Les "Indigènes de la république", sur un fond certes modifié depuis trente ans (ce que nulle part ils expliquent, sauf sociologiquement), par les effets de la restructuration du capital et ses effets en France, ne disent rien de plus qu'en son temps SOS racisme, opération mitterrandienne instrumentalisant le FN contre la droite, ou par ailleurs, aujourd'hui, avec ses gros sabots "noirs" pataugeant dans la gadoue de l'anti-sionisme, Dieudonné. Les "franco-indigènes" ne critiquent que ce qu'ils peuvent voir d'où ils veulent le voir, en tant qu'ils s'expriment depuis leur différence ethnico-racialiste (réelle ou empruntée par solidarité par de vrais 'de souche', comme certains hommes sont féministes), en bons (ou mauvais, ou sans papiers, qu'importe ici) Français revendiquant la république bourgeoise propre. Pour ceux qui verraient là un rapport avec le communisme, cela s'effrite idéologiquement en un fantasme de petits-bourgeois colorés bien plus occidentaux qu'il n'y paraît. Un fantasme d'indigènes bien de chez eux, comme le mot l'indique, d'indigènes de France : ils veulent une francisation black-blanc-beur avec le même drapeau universaliste, et ne marquent les points dont se félicite Laurent LÉVY qu'en entretenant ce leurre. Ils l'ont voulu ils l'ont, le beurre fondu sur le squelette de la crémière et sous un linceul bleu-blanc-rouge.
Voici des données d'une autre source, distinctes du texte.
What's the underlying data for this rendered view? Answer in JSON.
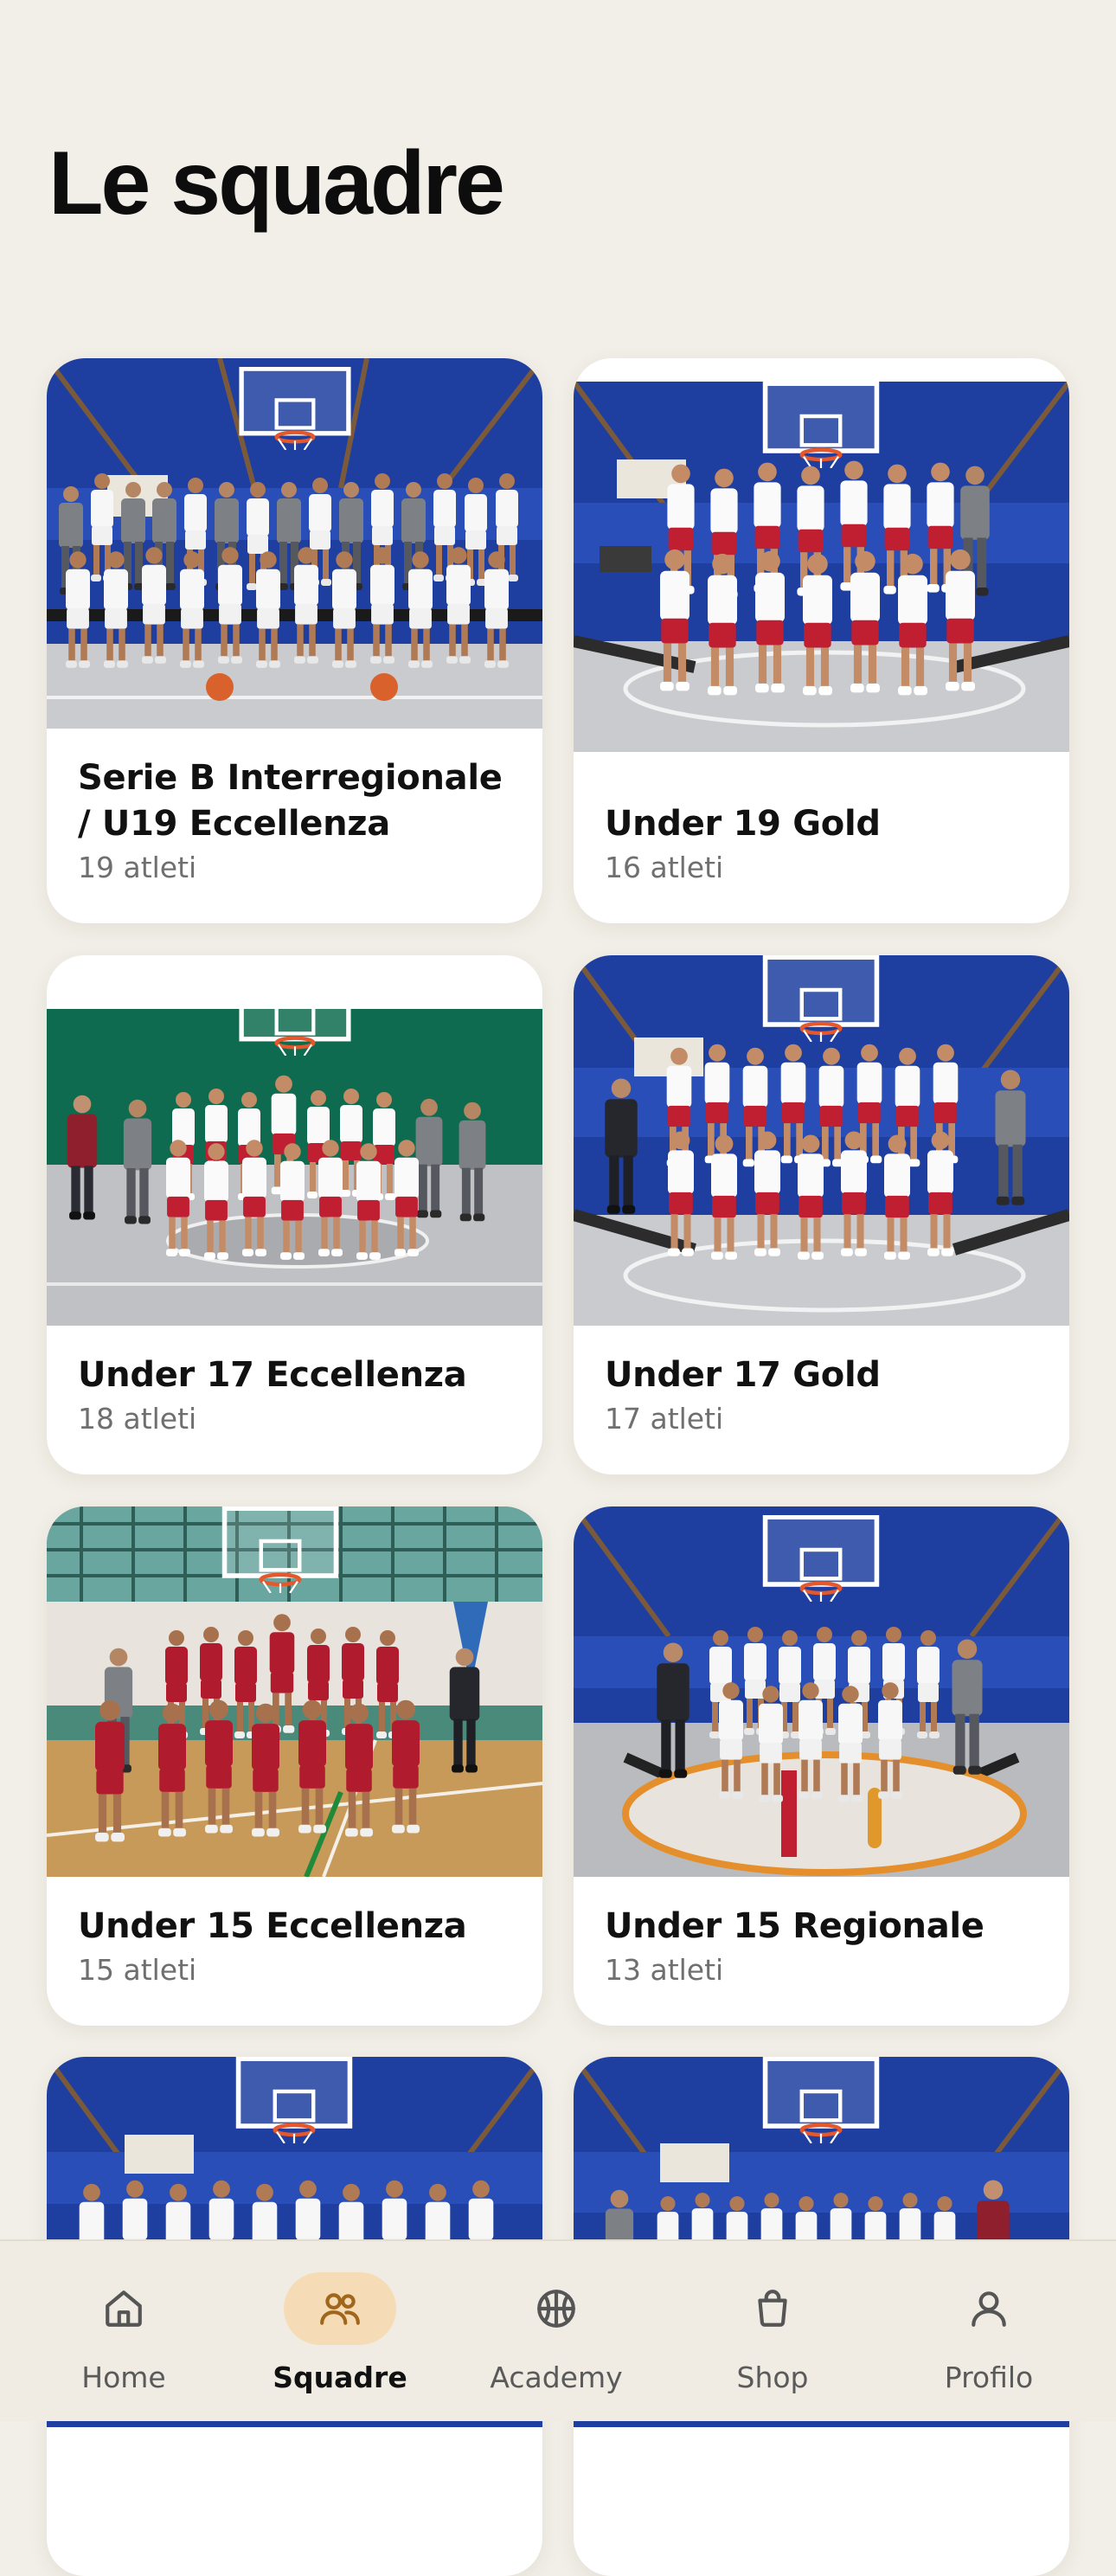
{
  "page": {
    "title": "Le squadre"
  },
  "teams": [
    {
      "name": "Serie B Interregionale / U19 Eccellenza",
      "athletes": "19 atleti",
      "photo": "photo-senior-team"
    },
    {
      "name": "Under 19 Gold",
      "athletes": "16 atleti",
      "photo": "photo-u19-gold"
    },
    {
      "name": "Under 17 Eccellenza",
      "athletes": "18 atleti",
      "photo": "photo-u17-eccellenza"
    },
    {
      "name": "Under 17 Gold",
      "athletes": "17 atleti",
      "photo": "photo-u17-gold"
    },
    {
      "name": "Under 15 Eccellenza",
      "athletes": "15 atleti",
      "photo": "photo-u15-eccellenza"
    },
    {
      "name": "Under 15 Regionale",
      "athletes": "13 atleti",
      "photo": "photo-u15-regionale"
    },
    {
      "photo": "photo-team-7"
    },
    {
      "photo": "photo-team-8"
    }
  ],
  "tabbar": {
    "active": "Squadre",
    "items": [
      {
        "label": "Home",
        "icon": "home-icon"
      },
      {
        "label": "Squadre",
        "icon": "people-icon"
      },
      {
        "label": "Academy",
        "icon": "basketball-icon"
      },
      {
        "label": "Shop",
        "icon": "shopping-bag-icon"
      },
      {
        "label": "Profilo",
        "icon": "user-icon"
      }
    ]
  },
  "colors": {
    "background": "#f2efe8",
    "card": "#ffffff",
    "active_tab_pill": "#f6dcb6",
    "text_primary": "#111111",
    "text_secondary": "#6f6f6f",
    "gym_wall": "#1e3fa0",
    "court_floor": "#c9cbcf",
    "jersey_red": "#b01c2e"
  }
}
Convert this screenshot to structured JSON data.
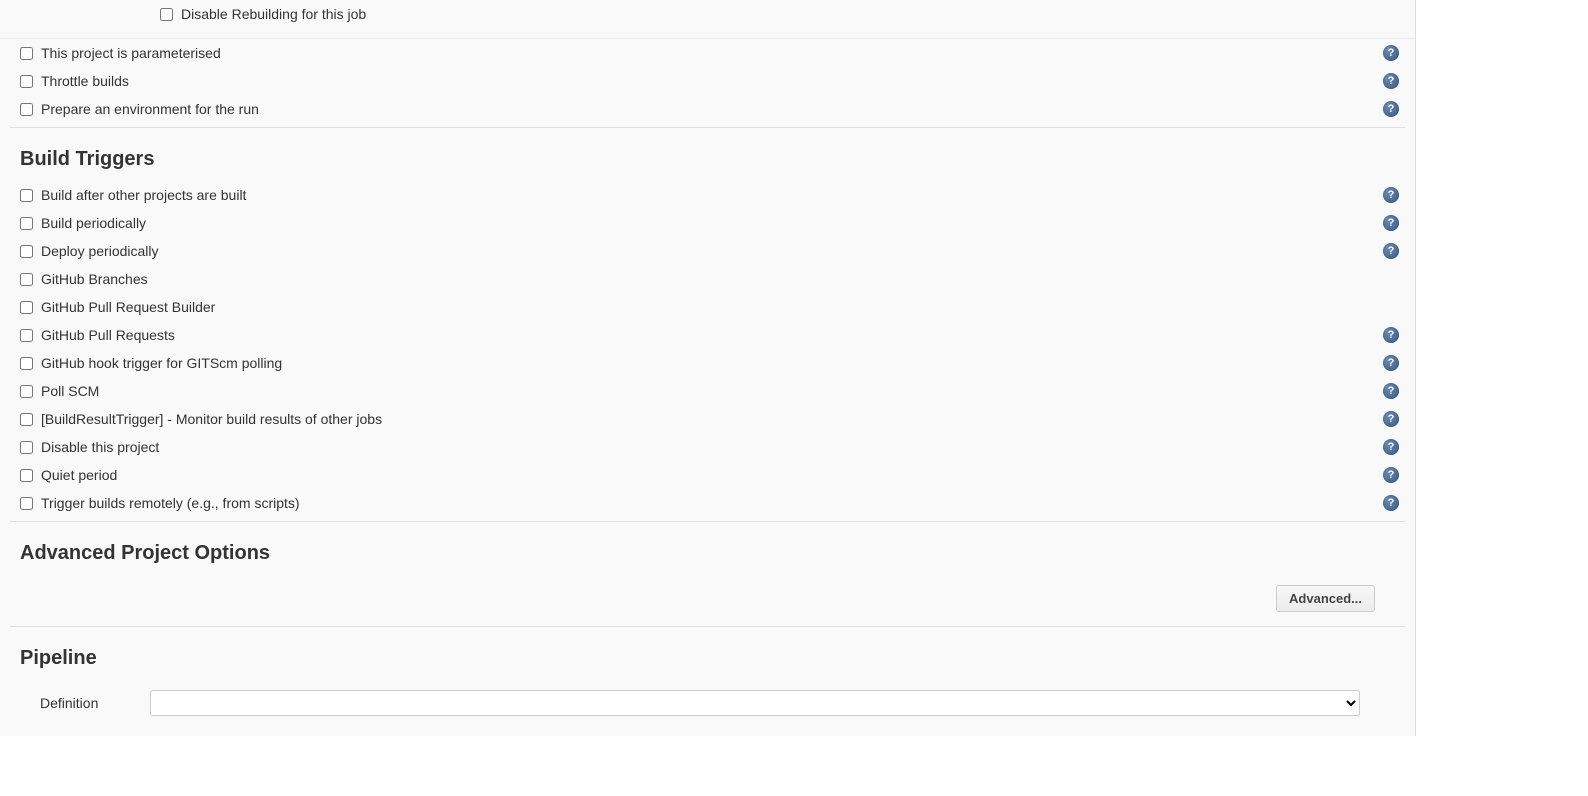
{
  "general": {
    "disable_rebuilding": "Disable Rebuilding for this job",
    "parameterised": "This project is parameterised",
    "throttle": "Throttle builds",
    "prepare_env": "Prepare an environment for the run"
  },
  "build_triggers": {
    "title": "Build Triggers",
    "items": [
      {
        "label": "Build after other projects are built",
        "help": true
      },
      {
        "label": "Build periodically",
        "help": true
      },
      {
        "label": "Deploy periodically",
        "help": true
      },
      {
        "label": "GitHub Branches",
        "help": false
      },
      {
        "label": "GitHub Pull Request Builder",
        "help": false
      },
      {
        "label": "GitHub Pull Requests",
        "help": true
      },
      {
        "label": "GitHub hook trigger for GITScm polling",
        "help": true
      },
      {
        "label": "Poll SCM",
        "help": true
      },
      {
        "label": "[BuildResultTrigger] - Monitor build results of other jobs",
        "help": true
      },
      {
        "label": "Disable this project",
        "help": true
      },
      {
        "label": "Quiet period",
        "help": true
      },
      {
        "label": "Trigger builds remotely (e.g., from scripts)",
        "help": true
      }
    ]
  },
  "advanced": {
    "title": "Advanced Project Options",
    "button": "Advanced..."
  },
  "pipeline": {
    "title": "Pipeline",
    "definition_label": "Definition"
  }
}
«L’un des mérites du débat dans le fond bien consensuel suscité par la loi du 23 février 2005 aura été d’apparaître comme ayant en son cœur la question de la « colonisation ». Cela n’allait pas de soi : le mot est en effet absent de cette loi.»

La colonisation, n'en déplaise à LÉVY "marxiste", n'est "au coeur" de rien, elle n'est au centre au pire qu'en surface, comme histoire partielle et superficielle, avec comme critère la "couleur", et ce n'est pas là amoindrir ses effets ou moindrement la condamner. Le racisme n'a pas d'intérêt en soi, il n'a pas de contenu et d'objectif en soi, bien qu'il puisse en avoir de surcroît pour quelques obsédés sadiques, comme bras armés d'objectifs qui les dépassent. La colonisation et ce qui s'en suit ne sont que des moyens (la forme d'un contenu extérieur à elle), au service d'intérêts matériels qui sont, depuis quatre siècles en ses différentes phases, ceux du capitalisme (le contenu qui définit ses formes, dont la racisation). Mettre 'domination raciale' (ou autre) sur le même plan qu''exploitation capitaliste', c'est se mettre à soi-même des oeillères et s'interdire de pouvoir établir entre elles et penser leur articulation dans les termes où elle se pose aujourd'hui, de comprendre la nécessité dans la restructuration du capital du surgissement idéologique d'un nouveau racisme (Wallerstein-Balibar). A pointer et condamner celui-ci en tant que tel, en l'historisant strictement comme produit de la colonisation coupée de son rapport social au capital dans son histoire et au présent, sur le terrain de l'adversité qu'on ne critique pas au fond pour ce qu'elle est, on ne fait que justifier, en miroir, la même idéologie de "racisation" des problèmes sociaux. La boucle se boucle idéologiquement, du racisme et de l'antiracisme, en bavardages médiatisés à des fins politiciennes, ou chacun entretient l'autre, et les petits les grands, pour aboutir à masquer, quand ce n'est pas la question sociale, son explication.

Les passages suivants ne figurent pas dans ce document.